The director general of Internal Revenue and the Ministry of Finance are to be congratulated on their proposal to change their rules on foreign income remittances.
The new rule, which gives tax residents two years to remit their incomes from foreign sources before they become taxable in Thailand, should be applauded. As it stands, it has the potential to remove a huge administrative burden from long-stay tourists and retirees alike, which should help reinvigorate the tourism sector.
Moreover, high net wealth tax residents will be encouraged to repatriate income within the tax-free remittance period. This will encourage foreign currency inflows, help reinvigorate the Thai property market, support consumer consumption, and generally underpin economic growth at a critical time.
If there are no onerous filing requirements accompanying this proposed policy change, it is truly transformative. It rectifies what has been a thorn in the side of many long-stay expats in Thailand for the past two years and will go a long way to restoring Thailand's reputation as an attractive long-stay tourism and retirement hub to high-net-worth individuals wanting to relocate.

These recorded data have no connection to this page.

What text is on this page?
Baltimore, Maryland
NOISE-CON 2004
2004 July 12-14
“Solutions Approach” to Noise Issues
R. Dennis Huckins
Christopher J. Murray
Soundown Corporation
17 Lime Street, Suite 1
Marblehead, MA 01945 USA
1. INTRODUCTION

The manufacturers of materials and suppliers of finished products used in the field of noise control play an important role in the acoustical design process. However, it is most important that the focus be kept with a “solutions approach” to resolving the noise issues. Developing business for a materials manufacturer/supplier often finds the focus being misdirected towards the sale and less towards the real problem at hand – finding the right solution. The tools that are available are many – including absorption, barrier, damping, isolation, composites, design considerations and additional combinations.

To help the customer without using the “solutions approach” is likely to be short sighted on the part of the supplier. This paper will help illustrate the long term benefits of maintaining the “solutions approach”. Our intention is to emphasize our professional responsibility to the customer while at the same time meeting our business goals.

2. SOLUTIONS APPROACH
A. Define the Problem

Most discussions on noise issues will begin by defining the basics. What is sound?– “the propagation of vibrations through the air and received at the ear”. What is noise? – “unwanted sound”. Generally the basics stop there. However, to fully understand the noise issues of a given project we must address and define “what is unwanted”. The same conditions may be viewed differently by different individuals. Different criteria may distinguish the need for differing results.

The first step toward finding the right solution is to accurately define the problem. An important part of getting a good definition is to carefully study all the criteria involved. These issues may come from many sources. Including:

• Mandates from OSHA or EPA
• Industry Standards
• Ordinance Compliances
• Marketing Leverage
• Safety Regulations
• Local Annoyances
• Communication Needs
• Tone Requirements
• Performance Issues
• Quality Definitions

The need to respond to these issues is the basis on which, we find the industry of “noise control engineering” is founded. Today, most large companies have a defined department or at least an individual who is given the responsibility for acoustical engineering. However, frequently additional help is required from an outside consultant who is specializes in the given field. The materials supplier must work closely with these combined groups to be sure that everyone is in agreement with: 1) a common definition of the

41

In rectifying this policy misstep, it would be remiss for Thai policymakers not to take note of the dangers of adopting OECD policies wholesale. Such policies may well be considered the world standard by similarly positioned EU countries that comprise the majority of the 38 OECD members. However, these very same policies may well be totally misaligned with the economic and social interests of Thailand and many other countries that are similarly positioned to Thailand sit outside the OECD. Even the US recently walked away from tax policy being forced on it by the OECD, when it too realised the policies were not in its national interests.

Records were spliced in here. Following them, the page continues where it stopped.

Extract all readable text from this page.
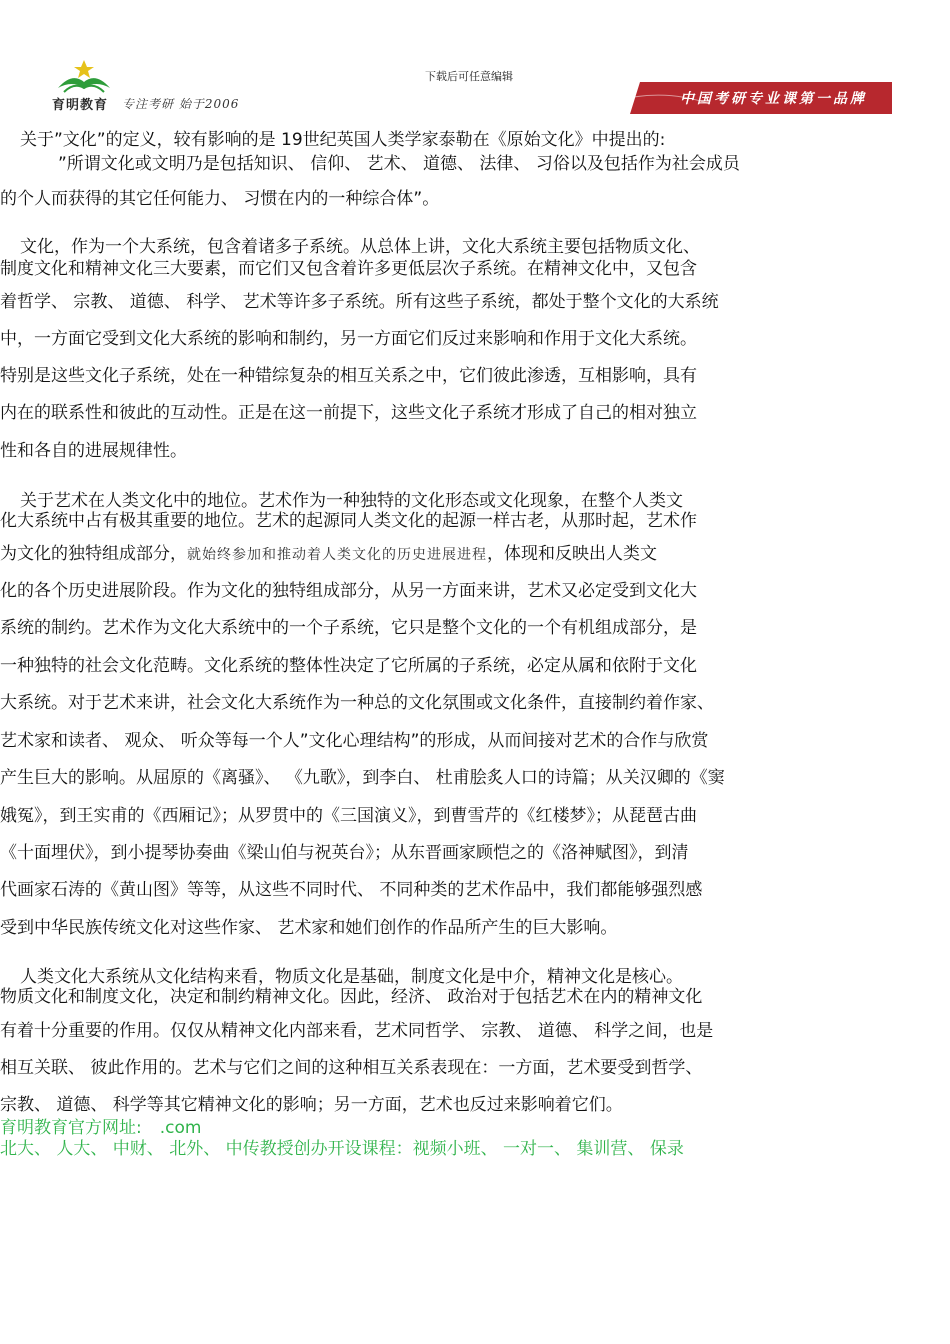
育明教育 专注考研 始于2006
下载后可任意编辑
中国考研专业课第一品牌
关于”文化”的定义，较有影响的是 19世纪英国人类学家泰勒在《原始文化》中提出的:
”所谓文化或文明乃是包括知识、 信仰、 艺术、 道德、 法律、 习俗以及包括作为社会成员
的个人而获得的其它任何能力、 习惯在内的一种综合体”。
文化，作为一个大系统，包含着诸多子系统。从总体上讲，文化大系统主要包括物质文化、
制度文化和精神文化三大要素，而它们又包含着许多更低层次子系统。在精神文化中，又包含
着哲学、 宗教、 道德、 科学、 艺术等许多子系统。所有这些子系统，都处于整个文化的大系统
中，一方面它受到文化大系统的影响和制约，另一方面它们反过来影响和作用于文化大系统。
特别是这些文化子系统，处在一种错综复杂的相互关系之中，它们彼此渗透，互相影响，具有
内在的联系性和彼此的互动性。正是在这一前提下，这些文化子系统才形成了自己的相对独立
性和各自的进展规律性。
关于艺术在人类文化中的地位。艺术作为一种独特的文化形态或文化现象，在整个人类文
化大系统中占有极其重要的地位。艺术的起源同人类文化的起源一样古老，从那时起，艺术作
为文化的独特组成部分，就始终参加和推动着人类文化的历史进展进程，体现和反映出人类文
化的各个历史进展阶段。作为文化的独特组成部分，从另一方面来讲，艺术又必定受到文化大
系统的制约。艺术作为文化大系统中的一个子系统，它只是整个文化的一个有机组成部分，是
一种独特的社会文化范畴。文化系统的整体性决定了它所属的子系统，必定从属和依附于文化
大系统。对于艺术来讲，社会文化大系统作为一种总的文化氛围或文化条件，直接制约着作家、
艺术家和读者、 观众、 听众等每一个人”文化心理结构”的形成，从而间接对艺术的合作与欣赏
产生巨大的影响。从屈原的《离骚》、 《九歌》，到李白、 杜甫脍炙人口的诗篇；从关汉卿的《窦
娥冤》，到王实甫的《西厢记》；从罗贯中的《三国演义》，到曹雪芹的《红楼梦》；从琵琶古曲
《十面埋伏》，到小提琴协奏曲《梁山伯与祝英台》；从东晋画家顾恺之的《洛神赋图》，到清
代画家石涛的《黄山图》等等，从这些不同时代、 不同种类的艺术作品中，我们都能够强烈感
受到中华民族传统文化对这些作家、 艺术家和她们创作的作品所产生的巨大影响。
人类文化大系统从文化结构来看，物质文化是基础，制度文化是中介，精神文化是核心。
物质文化和制度文化，决定和制约精神文化。因此，经济、 政治对于包括艺术在内的精神文化
有着十分重要的作用。仅仅从精神文化内部来看，艺术同哲学、 宗教、 道德、 科学之间，也是
相互关联、 彼此作用的。艺术与它们之间的这种相互关系表现在：一方面，艺术要受到哲学、
宗教、 道德、 科学等其它精神文化的影响；另一方面，艺术也反过来影响着它们。
育明教育官方网址: .com
北大、 人大、 中财、 北外、 中传教授创办开设课程：视频小班、 一对一、 集训营、 保录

Thailand should not volunteer to blindly import policy from the OECD as a price of membership. The lack of suitability of OECD's tax policies in the Thai context is now clear to see. More than ever, Thai policymakers are obligated to carefully examine each of the policies demanded by the OECD accession process and determine whether they provide clear and unequivocal benefits to the Thai nation and its citizenry. If not, perhaps Thailand should reconsider whether full membership in the OECD is worth pursuing. Thailand would certainly not be the first country to conclude that OECD membership is not something it wants or needs.